Weighted Probability Distribution Voting, an introduction

Hans van Halteren (University of Nijmegen)


Many tasks that have to be handled in natural language processing
systems can be formulated as classification tasks, i.e. tasks in which
an output, taken from a finite set of possible values, is calculated
on the basis of a specific set of input information units.  An example
is wordclass tagging, where the input consists of features of the
token to be tagged and its context, and the output consists of a
wordclass tag.  Classification tasks can generally be handled
relatively well with machine learning techniques. A variety of machine
learning techniques has already been applied to NLP classification
tasks, e.g. decision trees, neural networks, case bases and maximum
entropy models.

I am developing a new machine learning technique, called Weighted Probability Distribution Voting (WPDV).

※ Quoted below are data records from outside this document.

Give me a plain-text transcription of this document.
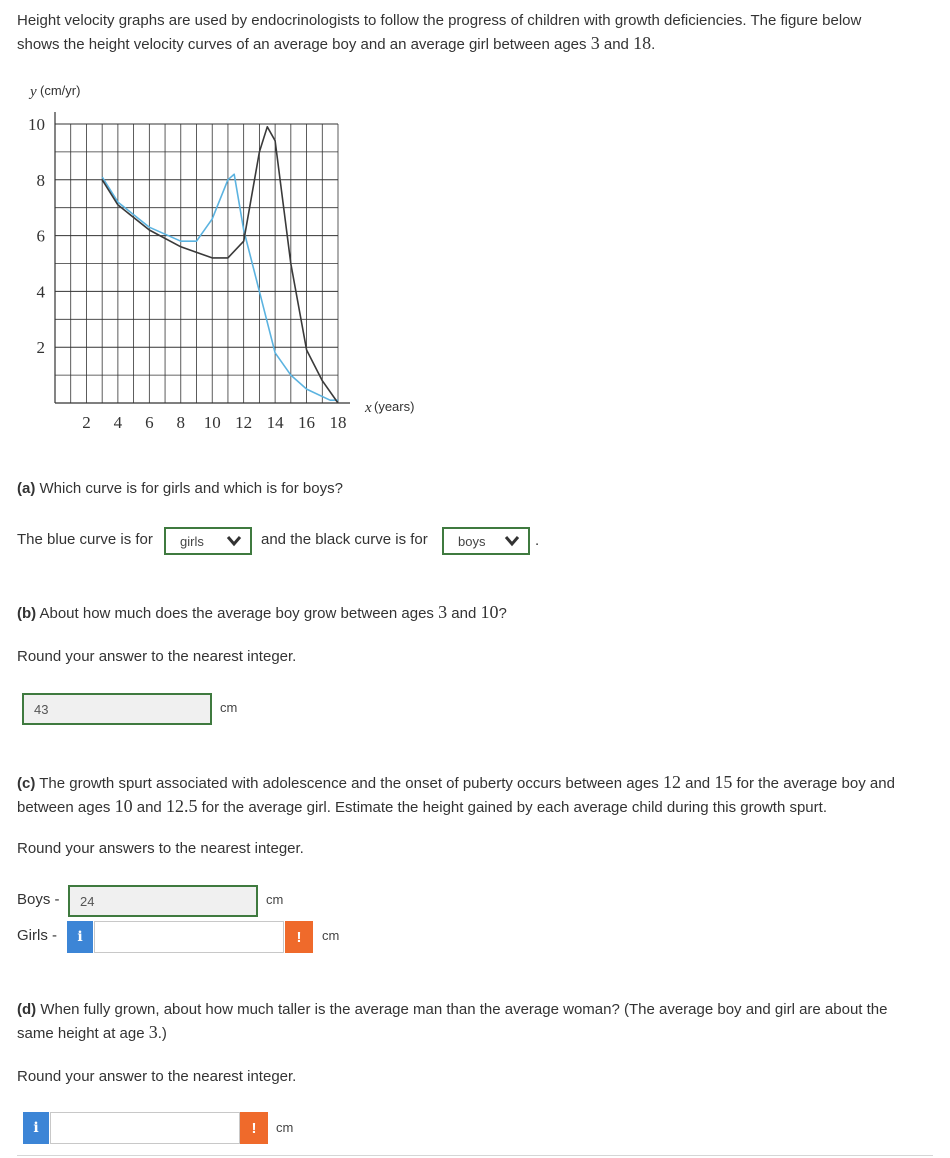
Height velocity graphs are used by endocrinologists to follow the progress of children with growth deficiencies. The figure below
shows the height velocity curves of an average boy and an average girl between ages 3 and 18.
y (cm/yr)
x (years)
2 4 6 8 10 12 14 16 18
2
4
6
8
10
(a) Which curve is for girls and which is for boys?
The blue curve is for girls	and the black curve is for boys	.
(b) About how much does the average boy grow between ages 3 and 10?
Round your answer to the nearest integer.
43	cm
(c) The growth spurt associated with adolescence and the onset of puberty occurs between ages 12 and 15 for the average boy and
between ages 10 and 12.5 for the average girl. Estimate the height gained by each average child during this growth spurt.
Round your answers to the nearest integer.
Boys -	24	cm
Girls -	i	!	cm
(d) When fully grown, about how much taller is the average man than the average woman? (The average boy and girl are about the
same height at age 3.)
Round your answer to the nearest integer.
i	!	cm
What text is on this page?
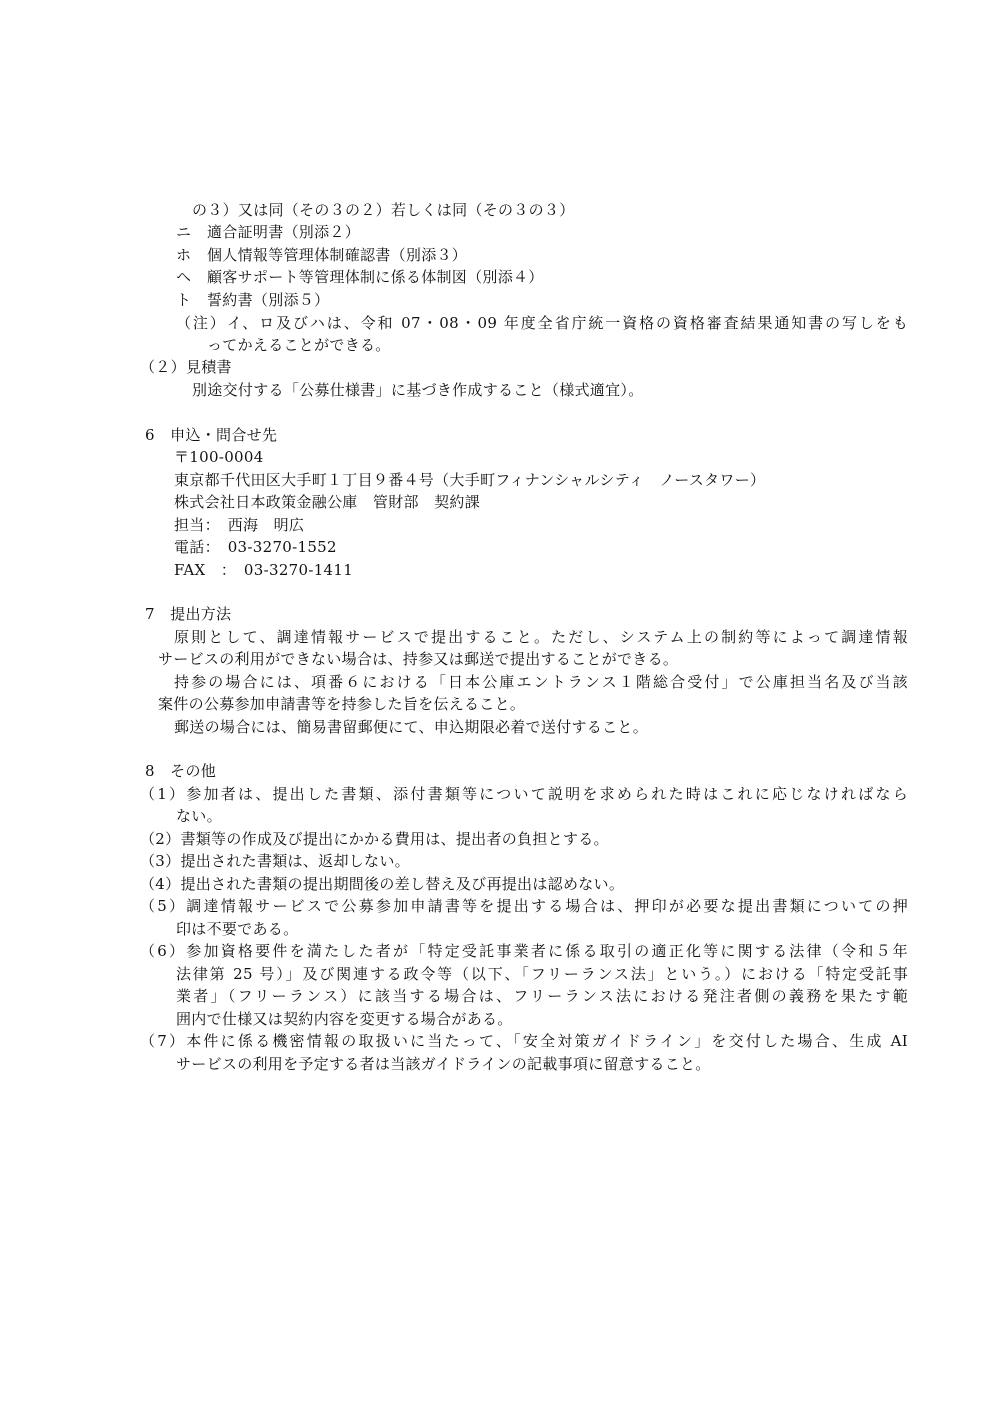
の３）又は同（その３の２）若しくは同（その３の３）
ニ 適合証明書（別添２）
ホ 個人情報等管理体制確認書（別添３）
ヘ 顧客サポート等管理体制に係る体制図（別添４）
ト 誓約書（別添５）
（注）イ、ロ及びハは、令和 07・08・09 年度全省庁統一資格の資格審査結果通知書の写しをも
ってかえることができる。
（２）見積書
別途交付する「公募仕様書」に基づき作成すること（様式適宜）。
6　申込・問合せ先
〒100-0004
東京都千代田区大手町１丁目９番４号（大手町フィナンシャルシティ　ノースタワー）
株式会社日本政策金融公庫　管財部　契約課
担当：　西海　明広
電話：　03-3270-1552
FAX　：　03-3270-1411
7　提出方法
原則として、調達情報サービスで提出すること。ただし、システム上の制約等によって調達情報
サービスの利用ができない場合は、持参又は郵送で提出することができる。
持参の場合には、項番６における「日本公庫エントランス１階総合受付」で公庫担当名及び当該
案件の公募参加申請書等を持参した旨を伝えること。
郵送の場合には、簡易書留郵便にて、申込期限必着で送付すること。
8　その他
（1）参加者は、提出した書類、添付書類等について説明を求められた時はこれに応じなければなら
ない。
（2）書類等の作成及び提出にかかる費用は、提出者の負担とする。
（3）提出された書類は、返却しない。
（4）提出された書類の提出期間後の差し替え及び再提出は認めない。
（5）調達情報サービスで公募参加申請書等を提出する場合は、押印が必要な提出書類についての押
印は不要である。
（6）参加資格要件を満たした者が「特定受託事業者に係る取引の適正化等に関する法律（令和５年
法律第 25 号）」及び関連する政令等（以下、「フリーランス法」という。）における「特定受託事
業者」（フリーランス）に該当する場合は、フリーランス法における発注者側の義務を果たす範
囲内で仕様又は契約内容を変更する場合がある。
（7）本件に係る機密情報の取扱いに当たって、「安全対策ガイドライン」を交付した場合、生成 AI
サービスの利用を予定する者は当該ガイドラインの記載事項に留意すること。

During learning, WPDV takes every possible combination of input features in turn. It searches the training data for all instances of each combination and calculates a probability distribution for the co-occurring output features. During classification, WPDV takes all possible input feature combinations that occur in the new input and adds the corresponding probability distributions, each multiplied by a weight factor which increases exponentially with the number of elements in the factor which increases exponentially with the number of elements in the combination. The output feature with the highest sum is then selected.

In this paper, I describe the WPDV technique in detail and evaluate its performance on several NLP tasks.